No. 1 — Voters overwhelmingly reject sales tax referendum

RICHMOND COUNTY — It wasn’t even close.

In early voting and on Nov. 4, Richmond County voters soundly rejected a quarter-cent sales tax referendum that would have helped fund an expansive multi-purpose sports complex along Old Aberdeen Road. Nearly three out of every four county voters — 8,661, or 70.4 percent for to 3,638 against — said no thanks.

Kevin Spradlin |

Kevin Spradlin |

Whether it was an issue of a confusing ballot — the referendum language failed to mention anything about a sports complex — or a lack of connection for voters between the “Vote Yes” campaign signs posted throughout the county and the sales tax referendum is unknown. But the finality of the vote left no ambiguity.

The sports complex is a project nearly a decade in the works, one that the city of Rockingham already has about $889,000 invested in required environmental studies and site preparation. Wisely, less than 20 percent of that figure is taxpayer money.

The 118-acre park was to include four baseball/softball fields, three youth baseball/softball fields, four more adult baseball/softball fields, an 18-hole disk golf course, a tennis facility, a soccer complex comprised of five playing fields and an activity center, complete with a miniature train, a splash park, a carousel, a playground and a dog park, among other amenities.

The park, as planned, would have freed up Browder Park and Bynum Park for additional youth and adult groups to play soccer, softball and more — and there is an ever-increasing demand for playing fields.

But voters said no — no to paying an additional 25 cents for every $100 spent shopping.

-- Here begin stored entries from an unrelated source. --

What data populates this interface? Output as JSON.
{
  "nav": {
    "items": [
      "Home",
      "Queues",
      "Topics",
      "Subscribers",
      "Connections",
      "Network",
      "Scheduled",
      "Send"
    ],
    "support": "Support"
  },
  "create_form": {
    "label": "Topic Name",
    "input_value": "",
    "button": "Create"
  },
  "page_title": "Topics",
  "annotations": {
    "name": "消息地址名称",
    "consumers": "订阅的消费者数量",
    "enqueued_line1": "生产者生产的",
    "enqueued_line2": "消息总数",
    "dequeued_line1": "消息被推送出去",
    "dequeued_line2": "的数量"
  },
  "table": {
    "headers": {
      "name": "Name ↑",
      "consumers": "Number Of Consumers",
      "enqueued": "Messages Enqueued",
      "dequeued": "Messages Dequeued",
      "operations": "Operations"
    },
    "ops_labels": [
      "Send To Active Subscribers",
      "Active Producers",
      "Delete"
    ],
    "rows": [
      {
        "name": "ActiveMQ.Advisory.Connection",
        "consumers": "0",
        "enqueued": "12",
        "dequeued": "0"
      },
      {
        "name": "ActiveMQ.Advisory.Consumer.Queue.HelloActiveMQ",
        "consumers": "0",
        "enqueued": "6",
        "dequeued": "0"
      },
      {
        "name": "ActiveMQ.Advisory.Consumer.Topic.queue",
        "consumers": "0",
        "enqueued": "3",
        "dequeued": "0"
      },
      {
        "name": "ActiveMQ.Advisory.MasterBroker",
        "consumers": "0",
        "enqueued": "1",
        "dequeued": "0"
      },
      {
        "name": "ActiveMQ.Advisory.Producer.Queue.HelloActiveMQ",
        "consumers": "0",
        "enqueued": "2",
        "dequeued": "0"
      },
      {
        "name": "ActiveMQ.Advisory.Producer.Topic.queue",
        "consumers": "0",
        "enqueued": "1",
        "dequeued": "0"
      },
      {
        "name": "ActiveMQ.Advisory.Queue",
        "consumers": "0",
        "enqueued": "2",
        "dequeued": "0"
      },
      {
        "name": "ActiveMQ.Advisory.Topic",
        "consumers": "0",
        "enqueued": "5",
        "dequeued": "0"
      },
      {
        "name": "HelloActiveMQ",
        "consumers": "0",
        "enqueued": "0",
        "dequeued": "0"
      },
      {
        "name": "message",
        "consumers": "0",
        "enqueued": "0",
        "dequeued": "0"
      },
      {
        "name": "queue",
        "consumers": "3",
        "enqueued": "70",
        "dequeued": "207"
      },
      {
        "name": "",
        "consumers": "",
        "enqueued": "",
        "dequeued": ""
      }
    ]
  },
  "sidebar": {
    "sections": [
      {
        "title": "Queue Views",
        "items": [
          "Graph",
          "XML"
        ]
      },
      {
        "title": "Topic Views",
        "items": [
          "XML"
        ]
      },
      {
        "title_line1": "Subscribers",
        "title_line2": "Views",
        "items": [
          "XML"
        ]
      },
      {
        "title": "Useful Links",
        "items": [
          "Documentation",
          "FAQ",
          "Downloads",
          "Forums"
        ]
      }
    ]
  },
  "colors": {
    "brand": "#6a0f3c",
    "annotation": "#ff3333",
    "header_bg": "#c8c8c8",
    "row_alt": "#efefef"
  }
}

No matter the reason, the result is the same: Richmond County voters decided not to invest in themselves and residents are stuck with the status quo. This is a decision, unless revisited, that could have negative consequences for years to come in the local worlds that are business and outdoor recreation.

No. 2 — Place of Grace Rescue Mission

EAST ROCKINGHAM —  The series of articles about what came to be known as the Place of Grace Rescue Mission is among the most transforming of any community in 2014. Anywhere.

Kevin Spradlin | Place of Grace began as a tent ministry and within a few months moved into a building.

Kevin Spradlin |
Place of Grace began as a tent ministry and within a few months moved into a building.

The year started with an organization calling itself the Richmond County Rescue Mission. Separately, a man named Mark Joplin had a dream of doing something for the homeless  and a New Life Church pastor named Gary Richardson had the means to make that dream a reality.

In September, volunteers spurred the opening of the Place of Grace tent city, an outdoor ministry aimed at helping the homeless get off the street and transition to a better, healthier, productive life. More than a place to keep the homeless off the streets or out of the downtown area, the intent was to make the world a better place one person at a time.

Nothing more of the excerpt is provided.